From a UX perspective, one of the advantages to docker machine currently is you can just drop the binary on your box and go from there, would this mean you'd now have to always enable a plugin for the providers you are using and then compile every time? Seems confusing and cumbersome for the end user. I'd love to hear from someone using docker downstream like @ibuildthecloud at Rancher to get their perspective on it, maybe they don't care.

I guess I don't see an argument that the current model is broken from an architecture standpoint, so why not just continue to refine and define the driver interface?

In any case, happy to contribute to whatever system ultimately is decided on, it's not that much code or time from my perspective, but this seems like not a great solution for the stated problem. If a different system is a requirement, then I'd say the one suggestion that seems the best so far (but probably also the most work) is @rickard-von-essen's but even then, seems like a lot of complexity for not a huge amount of upside IMO.
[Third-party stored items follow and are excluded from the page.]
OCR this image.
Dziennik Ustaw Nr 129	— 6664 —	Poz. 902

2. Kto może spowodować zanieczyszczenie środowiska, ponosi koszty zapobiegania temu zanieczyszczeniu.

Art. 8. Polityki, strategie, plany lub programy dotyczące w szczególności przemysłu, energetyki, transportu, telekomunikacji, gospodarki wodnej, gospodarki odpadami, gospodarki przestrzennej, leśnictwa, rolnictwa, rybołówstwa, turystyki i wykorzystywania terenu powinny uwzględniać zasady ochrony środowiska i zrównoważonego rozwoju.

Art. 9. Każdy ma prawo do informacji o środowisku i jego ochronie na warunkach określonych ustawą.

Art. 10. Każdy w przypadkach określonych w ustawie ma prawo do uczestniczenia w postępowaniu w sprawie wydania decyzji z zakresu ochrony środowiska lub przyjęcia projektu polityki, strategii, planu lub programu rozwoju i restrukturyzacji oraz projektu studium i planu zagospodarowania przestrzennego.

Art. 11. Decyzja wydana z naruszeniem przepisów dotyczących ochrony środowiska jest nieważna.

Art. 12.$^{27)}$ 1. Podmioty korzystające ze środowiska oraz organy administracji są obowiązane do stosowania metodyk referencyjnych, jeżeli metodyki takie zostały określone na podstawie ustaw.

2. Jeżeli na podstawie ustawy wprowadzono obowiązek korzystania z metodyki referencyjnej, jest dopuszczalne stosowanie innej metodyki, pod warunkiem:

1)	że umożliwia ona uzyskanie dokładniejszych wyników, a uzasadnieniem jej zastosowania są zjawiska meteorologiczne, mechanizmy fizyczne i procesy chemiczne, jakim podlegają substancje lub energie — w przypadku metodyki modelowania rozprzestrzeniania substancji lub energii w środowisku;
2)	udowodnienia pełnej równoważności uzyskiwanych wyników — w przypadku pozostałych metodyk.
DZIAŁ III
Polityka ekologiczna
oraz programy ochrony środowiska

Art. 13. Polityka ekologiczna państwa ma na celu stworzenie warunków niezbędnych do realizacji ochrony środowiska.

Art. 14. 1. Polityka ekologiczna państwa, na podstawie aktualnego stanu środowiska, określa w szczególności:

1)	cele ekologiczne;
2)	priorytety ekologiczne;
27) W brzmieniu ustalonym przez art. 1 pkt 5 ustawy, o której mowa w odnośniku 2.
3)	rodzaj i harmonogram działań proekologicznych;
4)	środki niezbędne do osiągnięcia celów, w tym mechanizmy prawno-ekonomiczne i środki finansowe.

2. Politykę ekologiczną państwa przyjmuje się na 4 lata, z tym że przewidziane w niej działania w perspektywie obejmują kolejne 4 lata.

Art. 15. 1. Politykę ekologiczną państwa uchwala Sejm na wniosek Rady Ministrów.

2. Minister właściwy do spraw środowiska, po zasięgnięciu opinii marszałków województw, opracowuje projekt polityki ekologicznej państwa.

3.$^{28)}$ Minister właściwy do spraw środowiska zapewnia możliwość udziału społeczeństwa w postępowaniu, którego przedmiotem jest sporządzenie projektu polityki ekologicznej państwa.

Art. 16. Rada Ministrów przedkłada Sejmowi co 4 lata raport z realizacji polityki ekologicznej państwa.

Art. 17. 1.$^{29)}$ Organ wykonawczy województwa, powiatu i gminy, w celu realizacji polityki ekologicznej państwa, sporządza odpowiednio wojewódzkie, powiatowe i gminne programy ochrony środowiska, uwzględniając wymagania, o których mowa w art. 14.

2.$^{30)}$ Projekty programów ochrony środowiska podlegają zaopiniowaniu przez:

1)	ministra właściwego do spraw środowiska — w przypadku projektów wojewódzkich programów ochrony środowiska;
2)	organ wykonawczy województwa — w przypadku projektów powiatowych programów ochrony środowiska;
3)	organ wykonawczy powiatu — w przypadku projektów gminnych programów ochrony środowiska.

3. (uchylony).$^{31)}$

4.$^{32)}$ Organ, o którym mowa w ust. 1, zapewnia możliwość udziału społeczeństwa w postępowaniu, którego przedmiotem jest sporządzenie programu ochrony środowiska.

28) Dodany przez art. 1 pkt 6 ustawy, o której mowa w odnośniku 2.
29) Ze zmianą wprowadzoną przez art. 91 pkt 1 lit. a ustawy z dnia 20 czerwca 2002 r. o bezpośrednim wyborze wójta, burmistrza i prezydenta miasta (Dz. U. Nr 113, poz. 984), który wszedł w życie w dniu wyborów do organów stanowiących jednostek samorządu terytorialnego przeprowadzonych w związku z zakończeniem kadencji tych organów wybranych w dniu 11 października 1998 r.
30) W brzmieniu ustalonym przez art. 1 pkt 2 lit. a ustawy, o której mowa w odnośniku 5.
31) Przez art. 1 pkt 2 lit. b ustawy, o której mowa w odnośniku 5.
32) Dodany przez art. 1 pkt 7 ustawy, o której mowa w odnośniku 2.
@crunchywelch At Rancher we actually want plugins. The problem we have at the moment is that we have to bundle a new docker-machine binary if somebody wants a new driver. Imagine I'm a big enterprise company with a complicated internal provisioning process. These companies have expressed the willingness to write a Docker machine driver that works for their internal cloud. Obviously nobody outside that company cares about that plugin. What we would love is if somebody could install Rancher then register their custom plugin. We could make it so that they could register a new docker-machine binary but then the issue is that our internal QA is now invalidated because they might be on a different machine version.

You are right in that packaging and distribution becomes a problem now. That is solvable and a nice UX could invented.

The OpenStack Nova team went through a similar issues in that the core team got overloaded with drivers. The problems are just practical in that most people who can dedicate a large amount of time to maintaining an open source project usually are doing it as apart of their job. Not a lot companies see value in dedicating resources to reviewing and merging drivers for other vendors. You either work on the core, or you create a driver. I could be wrong, but that is just what I've seen.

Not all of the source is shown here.